Joint List leader Ayman Odeh said Wednesday “it is possible that we will recommend Blue and White head Benny Gantz [to form the next coalition] to President Reuven.”

“However, we have clear conditions and based on them we will decide. We want to replace Netanyahu,” he told Army Radio.

Head of the Joint List party MK Ayman Odeh reacts as the first results in the Knesset elections are announced, September 17, 2019. (Basel Awidat/FLASH90)
Head of the Joint List party MK Ayman Odeh reacts as the first results in the Knesset elections are announced, September 17, 2019. (Basel Awidat/FLASH90)

 

In his speech following the release of exit poll results, Gantz said, “Of course we will wait for the real results. But as it looks now, we fulfilled the mission. And more importantly, we did it our way.”
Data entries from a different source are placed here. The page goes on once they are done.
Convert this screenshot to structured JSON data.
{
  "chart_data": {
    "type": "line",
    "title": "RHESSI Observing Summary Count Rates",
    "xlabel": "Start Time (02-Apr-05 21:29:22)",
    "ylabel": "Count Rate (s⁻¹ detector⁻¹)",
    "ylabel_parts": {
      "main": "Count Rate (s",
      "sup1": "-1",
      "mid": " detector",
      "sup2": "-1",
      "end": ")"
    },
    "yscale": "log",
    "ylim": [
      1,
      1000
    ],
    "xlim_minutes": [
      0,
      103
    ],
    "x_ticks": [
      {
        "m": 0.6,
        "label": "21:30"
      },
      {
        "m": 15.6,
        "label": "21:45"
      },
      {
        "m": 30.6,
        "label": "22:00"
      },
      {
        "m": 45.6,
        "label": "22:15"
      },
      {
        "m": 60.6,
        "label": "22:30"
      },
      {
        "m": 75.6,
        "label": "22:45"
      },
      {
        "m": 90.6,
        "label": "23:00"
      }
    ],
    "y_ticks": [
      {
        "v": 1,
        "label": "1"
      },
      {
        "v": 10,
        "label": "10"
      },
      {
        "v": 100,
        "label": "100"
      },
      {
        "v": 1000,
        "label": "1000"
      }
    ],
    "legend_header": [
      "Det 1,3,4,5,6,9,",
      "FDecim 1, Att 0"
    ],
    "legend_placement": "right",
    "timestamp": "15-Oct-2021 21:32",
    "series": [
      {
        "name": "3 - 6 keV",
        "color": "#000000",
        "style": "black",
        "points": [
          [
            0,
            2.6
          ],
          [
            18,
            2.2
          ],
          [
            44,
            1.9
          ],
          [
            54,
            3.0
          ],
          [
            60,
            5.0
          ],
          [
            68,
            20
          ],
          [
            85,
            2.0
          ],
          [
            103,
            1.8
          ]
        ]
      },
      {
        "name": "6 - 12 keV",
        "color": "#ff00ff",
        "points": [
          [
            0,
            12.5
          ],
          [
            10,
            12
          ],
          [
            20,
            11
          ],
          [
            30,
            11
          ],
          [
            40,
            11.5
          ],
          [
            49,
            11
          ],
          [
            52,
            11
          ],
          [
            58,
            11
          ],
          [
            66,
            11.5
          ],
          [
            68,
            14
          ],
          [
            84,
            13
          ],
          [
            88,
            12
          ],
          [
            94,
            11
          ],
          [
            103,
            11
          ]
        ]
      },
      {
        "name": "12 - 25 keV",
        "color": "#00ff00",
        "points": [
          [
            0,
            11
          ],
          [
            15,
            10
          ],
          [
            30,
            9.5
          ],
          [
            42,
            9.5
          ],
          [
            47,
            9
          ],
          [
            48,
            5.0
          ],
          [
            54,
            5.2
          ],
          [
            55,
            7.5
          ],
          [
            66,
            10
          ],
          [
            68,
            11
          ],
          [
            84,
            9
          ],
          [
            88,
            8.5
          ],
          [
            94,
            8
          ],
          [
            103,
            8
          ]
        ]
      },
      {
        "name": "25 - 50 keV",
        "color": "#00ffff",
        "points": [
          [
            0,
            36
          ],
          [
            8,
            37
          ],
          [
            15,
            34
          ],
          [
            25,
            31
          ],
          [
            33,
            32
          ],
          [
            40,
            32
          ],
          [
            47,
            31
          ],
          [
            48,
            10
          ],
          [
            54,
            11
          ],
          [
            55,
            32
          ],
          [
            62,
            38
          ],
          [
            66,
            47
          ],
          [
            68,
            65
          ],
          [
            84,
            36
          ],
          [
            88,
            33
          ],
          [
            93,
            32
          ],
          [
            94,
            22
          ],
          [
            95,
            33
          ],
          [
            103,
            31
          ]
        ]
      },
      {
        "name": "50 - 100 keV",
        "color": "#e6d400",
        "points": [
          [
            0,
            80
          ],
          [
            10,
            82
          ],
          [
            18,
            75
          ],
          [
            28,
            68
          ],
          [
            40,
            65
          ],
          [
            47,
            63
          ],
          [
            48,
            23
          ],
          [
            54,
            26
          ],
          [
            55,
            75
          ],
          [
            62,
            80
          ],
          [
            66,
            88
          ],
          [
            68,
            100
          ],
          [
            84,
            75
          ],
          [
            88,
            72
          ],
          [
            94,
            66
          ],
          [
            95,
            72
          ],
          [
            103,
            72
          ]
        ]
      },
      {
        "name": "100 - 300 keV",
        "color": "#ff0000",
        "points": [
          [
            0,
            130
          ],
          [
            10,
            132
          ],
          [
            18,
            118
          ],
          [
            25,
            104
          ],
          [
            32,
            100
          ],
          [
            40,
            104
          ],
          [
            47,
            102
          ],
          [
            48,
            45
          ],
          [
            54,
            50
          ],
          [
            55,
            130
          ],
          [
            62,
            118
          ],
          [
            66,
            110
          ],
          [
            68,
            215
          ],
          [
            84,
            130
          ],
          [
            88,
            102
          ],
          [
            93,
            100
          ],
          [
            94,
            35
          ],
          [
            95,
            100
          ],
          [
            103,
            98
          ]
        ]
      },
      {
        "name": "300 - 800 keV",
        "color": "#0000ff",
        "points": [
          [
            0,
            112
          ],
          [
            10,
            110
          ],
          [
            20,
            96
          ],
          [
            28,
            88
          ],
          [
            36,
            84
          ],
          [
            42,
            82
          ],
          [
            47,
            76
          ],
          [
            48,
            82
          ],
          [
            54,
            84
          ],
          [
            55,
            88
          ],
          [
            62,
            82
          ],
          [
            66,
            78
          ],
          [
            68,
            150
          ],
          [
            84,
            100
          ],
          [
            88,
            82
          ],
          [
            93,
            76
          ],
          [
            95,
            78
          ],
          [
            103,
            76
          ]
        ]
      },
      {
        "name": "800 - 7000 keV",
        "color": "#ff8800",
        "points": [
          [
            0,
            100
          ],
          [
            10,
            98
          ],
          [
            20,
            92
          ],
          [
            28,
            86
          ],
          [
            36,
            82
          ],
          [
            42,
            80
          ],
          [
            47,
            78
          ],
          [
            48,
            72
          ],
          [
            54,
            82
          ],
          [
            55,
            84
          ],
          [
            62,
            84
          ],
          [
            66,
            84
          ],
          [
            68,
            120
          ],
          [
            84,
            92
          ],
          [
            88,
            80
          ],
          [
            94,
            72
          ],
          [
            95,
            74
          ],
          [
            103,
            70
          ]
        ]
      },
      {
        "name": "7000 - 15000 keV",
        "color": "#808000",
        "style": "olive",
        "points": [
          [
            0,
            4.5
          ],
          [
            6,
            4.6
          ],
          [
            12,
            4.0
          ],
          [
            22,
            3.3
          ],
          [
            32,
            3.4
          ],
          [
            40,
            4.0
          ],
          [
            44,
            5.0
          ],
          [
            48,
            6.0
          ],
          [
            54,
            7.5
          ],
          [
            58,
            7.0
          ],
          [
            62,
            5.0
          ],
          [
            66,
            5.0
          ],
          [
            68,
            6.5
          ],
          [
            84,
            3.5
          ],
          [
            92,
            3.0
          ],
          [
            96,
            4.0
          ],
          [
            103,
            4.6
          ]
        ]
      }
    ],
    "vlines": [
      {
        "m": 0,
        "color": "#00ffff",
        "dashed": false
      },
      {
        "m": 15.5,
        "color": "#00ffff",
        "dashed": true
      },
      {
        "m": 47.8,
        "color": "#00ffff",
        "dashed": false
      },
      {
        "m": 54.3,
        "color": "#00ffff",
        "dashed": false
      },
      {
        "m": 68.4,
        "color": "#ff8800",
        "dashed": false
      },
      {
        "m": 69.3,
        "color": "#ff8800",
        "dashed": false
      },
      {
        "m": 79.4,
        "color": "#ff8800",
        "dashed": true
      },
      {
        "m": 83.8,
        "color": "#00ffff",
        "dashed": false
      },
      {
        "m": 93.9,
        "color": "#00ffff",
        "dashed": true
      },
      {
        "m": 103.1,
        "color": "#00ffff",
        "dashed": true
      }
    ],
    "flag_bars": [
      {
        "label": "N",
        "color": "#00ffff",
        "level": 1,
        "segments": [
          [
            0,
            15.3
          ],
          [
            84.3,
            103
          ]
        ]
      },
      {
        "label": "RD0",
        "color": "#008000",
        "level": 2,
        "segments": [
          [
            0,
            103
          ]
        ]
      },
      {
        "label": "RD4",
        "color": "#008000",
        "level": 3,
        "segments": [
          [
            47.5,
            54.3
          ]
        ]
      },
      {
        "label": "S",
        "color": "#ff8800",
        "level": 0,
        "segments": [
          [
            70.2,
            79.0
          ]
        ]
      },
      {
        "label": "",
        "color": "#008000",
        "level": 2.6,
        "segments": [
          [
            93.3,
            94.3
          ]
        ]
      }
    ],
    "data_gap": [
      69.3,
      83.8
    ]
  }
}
He said he had already spoken to Labor head Amir Peretz and the head of the left-wing Democratic Union, Nitzan Horowitz, in a bid to start future coalition negotiations.

“I will also speak to Liberman, I intend to speak to everyone,” he said. “Starting tonight, we will start work on building a broad national unity government.”

He did not mention Netanyahu and his Likud party.

The next several weeks are expected to heavily feature coalition wrangling, as parties attempt to jockey to form a government.

In the last elections in April, Blue and White managed to tie Likud, but Netanyahu, who has been prime minister for 10 years, was given first chance to form a government but failed when Liberman refused to join unless a bill formalizing exemptions to mandatory military service for yeshiva students was passed as is, a demand flatly rejected by the premier’s ultra-Orthodox coalition partners. The mandate never passed to Gantz, with Likud instead engineering new elections.

President Reuven Rivlin, who decides whom to task with forming a government, has promised to do what he can to avoid a third round of voting.

Voter turnout on Tuesday outpaced voting levels from the elections earlier this year, bucking predictions of a drop in participation in the repeat poll. Turnout as polls closed was at 69.4 percent, up from 68.5% in April.